Interessante como o longa adota uma postura subjetiva em seu início, mostrando um pouco a forma como o protagonista enxerga o mundo, de uma maneira muito particular, o que corrobora com o momento do seu depoimento. Uma visão interessante, que é completamente abandonada após esse início.
O filme tem um ritmo acelerado, e esse ritmo funciona para imprimir a urgência da corrida armamentista durante a Segunda Guerra Mundial. É muita informação exibida, são diversos personagens que passam pela vida do protagonista, e a formação de um elenco repleto de atores famosos ajuda na identificação de muitos deles.
Talvez pelo longa extensão da obra, esse ritmo acaba tornando o longa uma experiência cansativa, já que não traz praticamente nenhum respiro. São cenas repletas de diálogos que se sobrepõem, passando muitas informações, que precisam contar um momento importante da história através da construção narrativa do seu protagonista, que funciona como um estudo de personagem.
Pensando na adaptação de Nolan em seu estilo para realizar “Oppenheimer”, é curioso notar que, dada a natureza desse tipo de filme, uma das características pela qual Nolan é constantemente criticado, o seu excesso de didatismo acabe funcionando muito bem aqui. Justamente por se tratar de uma história que trabalha muito questões científicas e sua busca na construção da bomba, essa característica acaba se mostrando necessária.
O filme também aborda de uma maneira interessante os aspectos morais de todo o trabalho de Oppenheimer e como ele, de certa forma, buscou, de uma forma até bem ingênua, controlar as consequências das suas realizações através da sua fama. É inevitável que uma biografia acabe tentando humanizar o protagonista, mas se a obra consegue algum tipo de sucesso nesse sentido, muito se deve à atuação assombrosa de Cillian Murphy.
Ao adotar os dois depoimentos como fios condutores, a narrativa é comandada pelos personagens de Cillian Murphy e Robert Downey Jr., que representam os lados científico e político da obra.

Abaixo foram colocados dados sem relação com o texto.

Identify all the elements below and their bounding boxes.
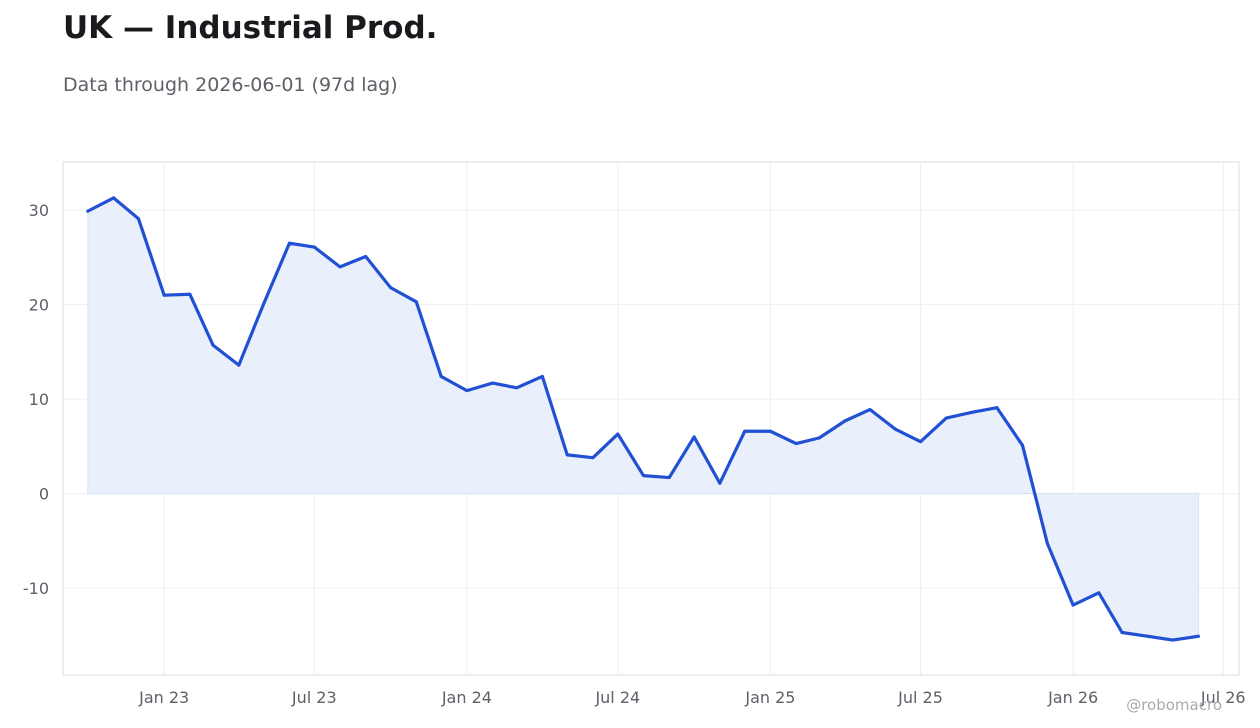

Downey Jr surpreende por um personagem dúbio, que o roteiro demora para que possamos entender a verdade sobre ele. Já Murphy tem a atuação da sua carreira. Com um rosto excessivamente magro, ele transmite muito da sensação através do seu olhar. Uma atuação poderosa, uma das melhores da década.
O filme é tecnicamente impecável. A reconstrução de Los Alamos e da época retratada impressiona. Se o filme não traz a grandiosidade visual de outras obras do diretor, esse tom grandioso fica por conta da excelente trilha sonora de Ludwig Göransson, que imprime a dramaticidade e grandiosidade. É inegável que a trilha levanta o filme em vários momentos.
Apesar de ser uma experiência cansativa, “Oppenheimer” é um filme grandioso, que mostra, através de um estudo de personagem, os perigos da mistura entre ciência e política, principalmente em tempos de guerra. Ao trabalhar a história através dos personagens, uma característica presente em seus melhores filmes, Nolan traz algum senso de humanidade para uma história trágica, gerada pelo medo, pela ganância e justamente por uma desumanidade indescritível.